Jordan, who was in the Air Force during the war and brought down about seventy enemy aeroplanes, was driving with his wife from Bournemouth to Blackheath when his car skidded on the wet road, struck the bank, and turned over twice. It was stated at the inquest that Jordan had not been driving at excessive speed. His first question after the accident was 'Is my wife all right?' Mrs Jordan was seriously injured, but is recovering."

Aerial Derby in 1920

ginette jullian

Ginette Marie Helene Jullian 

Not really an aviator at all (parachuting out of a perfectly good aeroplane in 1944 doesn't count), Ginette failed the training course for the Air Transport Auxiliary (ATA) in 1943, but went on to become an S.O.E. secret agent, 'Adele'.

b. 8 Dec 1917 in Montpellier France; father George, formerly in a shipping firm; mother Yvonne Lozes. Married at age 16 (one son), divorced.

pi01 475

She travelled to England in 1940 'to be with her fiancé', but he (Philippe de Scitivaux - an aviator in the Free French Air Force) was shot down and taken prisoner in April 1942. He was then sent to Oflag XXI-B in Poland, so she must have been at rather a loose end.

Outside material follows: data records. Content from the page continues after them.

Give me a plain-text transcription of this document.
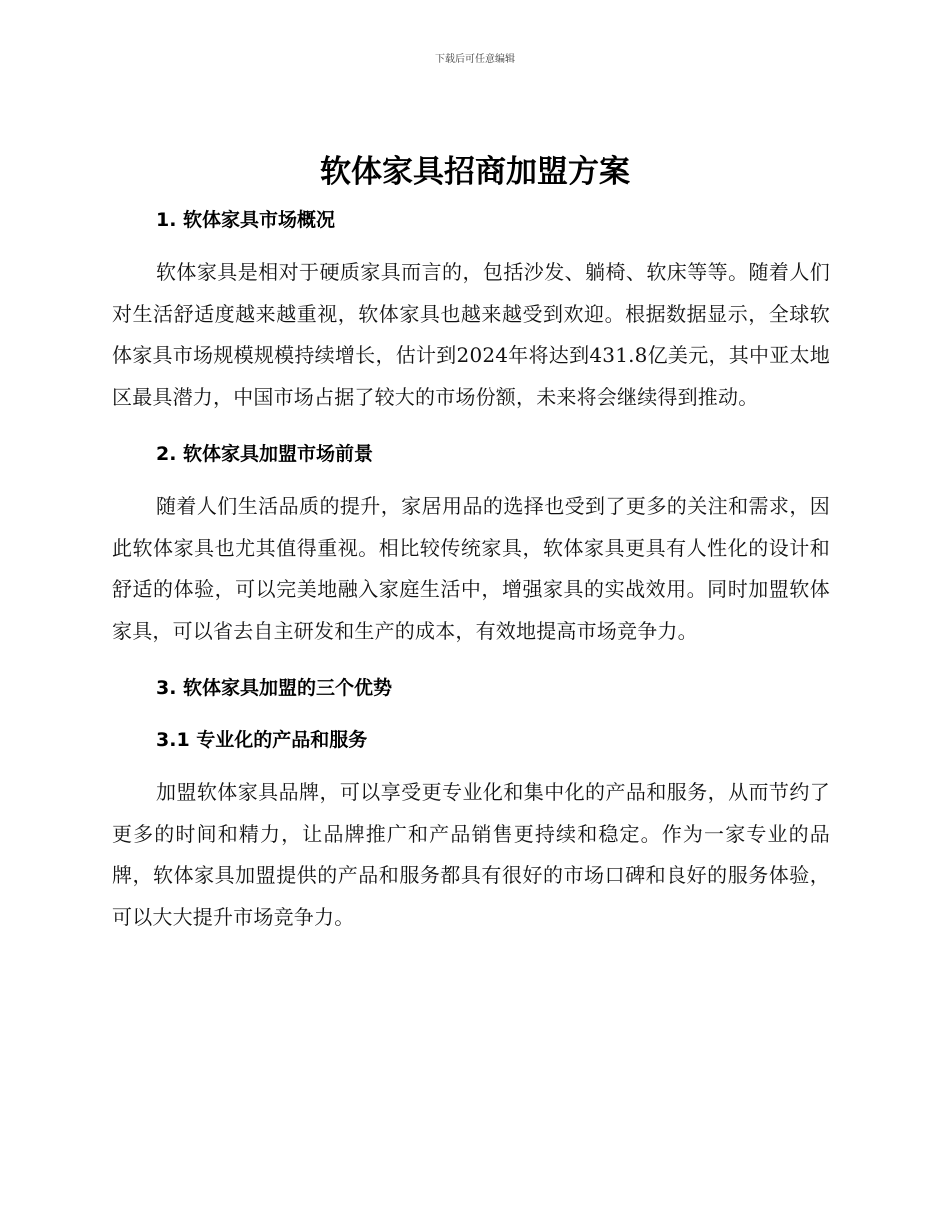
下载后可任意编辑
软体家具招商加盟方案
1. 软体家具市场概况

软体家具是相对于硬质家具而言的，包括沙发、躺椅、软床等等。随着人们对生活舒适度越来越重视，软体家具也越来越受到欢迎。根据数据显示，全球软体家具市场规模规模持续增长，估计到2024年将达到431.8亿美元，其中亚太地区最具潜力，中国市场占据了较大的市场份额，未来将会继续得到推动。

2. 软体家具加盟市场前景

随着人们生活品质的提升，家居用品的选择也受到了更多的关注和需求，因此软体家具也尤其值得重视。相比较传统家具，软体家具更具有人性化的设计和舒适的体验，可以完美地融入家庭生活中，增强家具的实战效用。同时加盟软体家具，可以省去自主研发和生产的成本，有效地提高市场竞争力。

3. 软体家具加盟的三个优势
3.1 专业化的产品和服务

加盟软体家具品牌，可以享受更专业化和集中化的产品和服务，从而节约了更多的时间和精力，让品牌推广和产品销售更持续和稳定。作为一家专业的品牌，软体家具加盟提供的产品和服务都具有很好的市场口碑和良好的服务体验，可以大大提升市场竞争力。
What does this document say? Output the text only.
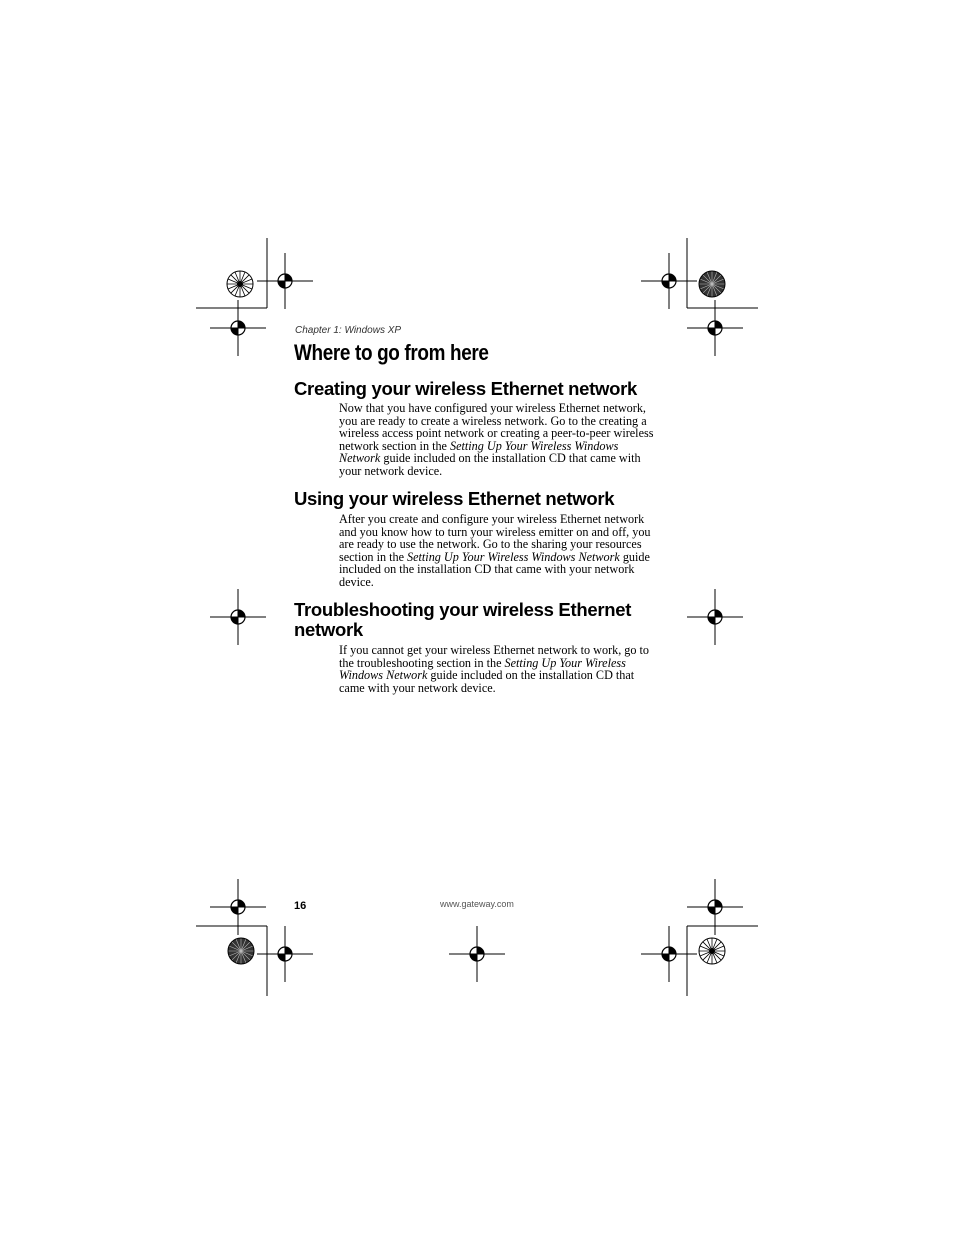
Chapter 1: Windows XP

Where to go from here
Creating your wireless Ethernet network

Now that you have configured your wireless Ethernet network, you are ready to create a wireless network. Go to the creating a wireless access point network or creating a peer-to-peer wireless network section in the Setting Up Your Wireless Windows Network guide included on the installation CD that came with your network device.

Using your wireless Ethernet network

After you create and configure your wireless Ethernet network and you know how to turn your wireless emitter on and off, you are ready to use the network. Go to the sharing your resources section in the Setting Up Your Wireless Windows Network guide included on the installation CD that came with your network device.

Troubleshooting your wireless Ethernet network

If you cannot get your wireless Ethernet network to work, go to the troubleshooting section in the Setting Up Your Wireless Windows Network guide included on the installation CD that came with your network device.

16	www.gateway.com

She spent the first 3 months of 1943 training with the ATA (although no record of her flying, or of what her instructors thought of it, survives), then immediately applied to SOE to be trained as an 'agent in the field'. 

She was initially told she would not be needed, so then went off to the B.C.R.A. (which was the French Intelligence Service set up by de Gaulle while in the UK) for 8 months.

By early 1944 she was back with the S.O.E.; they found that she had good morse (16 wpm, apparently), and was "Keen on silent killing and has a fair working knowledge." [Presumably this was thanks to her BCRA training, as I don't think the ATA syllabus covered 'silent killing'.]

SOE wrote that she was "very keen and enthusiastic about her job. Lived in Algeria where she was married. Often talks about North Africa which she knows well. Her character is mentally stable. She is a quiet type of girl, rather on the shy side but is determined and obstinate".

She parachuted into occupied France on the 7th June, 1944 to be a W/T operator, but soon discovered that all the people she was supposed to contact were nowhere to be found. However, she found some others and they spent 3 months generally harrassing and sabotaging the Germans. After that she didn't want to return to the UK; re-united with Philippe, they married and moved to Tahiti. 


She drowned there in 1962 while scuba-diving; Philippe, by then a Vice Admiral, died in Toulon in 1986.